As she was studying his pictures on Instagram and
Facebook, I saw her zoom in and out, tilt the screen this way and that.
“I’m trying to figure out how tall he is,” she explained. “What if he’s shorter than me?”
However, as my husband, who is 6’1”, likes to remind me,
on our first date, I told him that he was “a nice height.”
Was I actually concerned about how we might look while dancing? How stupid. I can’t even remember the last time we danced.
Evolutionary
theories abound about how a man being tall signals health and genetic fitness
and has, therefore, come to be seen as attractive.
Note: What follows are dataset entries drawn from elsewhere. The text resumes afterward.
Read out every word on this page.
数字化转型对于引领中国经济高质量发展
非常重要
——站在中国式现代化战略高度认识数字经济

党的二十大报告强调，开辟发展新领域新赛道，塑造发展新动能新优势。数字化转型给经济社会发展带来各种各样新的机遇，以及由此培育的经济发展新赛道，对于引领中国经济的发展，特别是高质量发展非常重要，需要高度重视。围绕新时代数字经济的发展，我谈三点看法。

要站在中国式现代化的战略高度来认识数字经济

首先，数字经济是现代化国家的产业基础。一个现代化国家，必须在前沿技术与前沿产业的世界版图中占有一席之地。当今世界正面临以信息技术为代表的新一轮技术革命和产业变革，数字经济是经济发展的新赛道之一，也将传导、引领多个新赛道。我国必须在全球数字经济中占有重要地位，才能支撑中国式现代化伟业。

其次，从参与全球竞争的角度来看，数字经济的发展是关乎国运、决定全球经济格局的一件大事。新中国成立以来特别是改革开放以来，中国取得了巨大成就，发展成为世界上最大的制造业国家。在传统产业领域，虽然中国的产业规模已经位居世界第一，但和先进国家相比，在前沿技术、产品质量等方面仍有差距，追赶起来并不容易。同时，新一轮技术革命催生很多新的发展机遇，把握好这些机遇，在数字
It doesn’t just affect men romantically. Studies have
shown that tall men, on average, make more money than shorter men. And there’s an interesting study
that showed that it wasn’t just how tall the men ended up being as adults. Men
who are tall, but were short in high school, earned less money than men who are
their same height but were already tall at 16. Something
about the experience of being short affected the men’s confidence, for the long
term, the researchers speculated.
I suspect, in romance, the man’s actual height doesn’t
matter, as long as he is taller than the woman. (Concerns that a man be tall
are intertwined with concerns
that a woman be small.)
If I could go back in time, boy, would I have a lot to
say to my younger self. Including – though, let me stress, I am perfectly happy
with the guy I got – don’t worry about superficial things like height.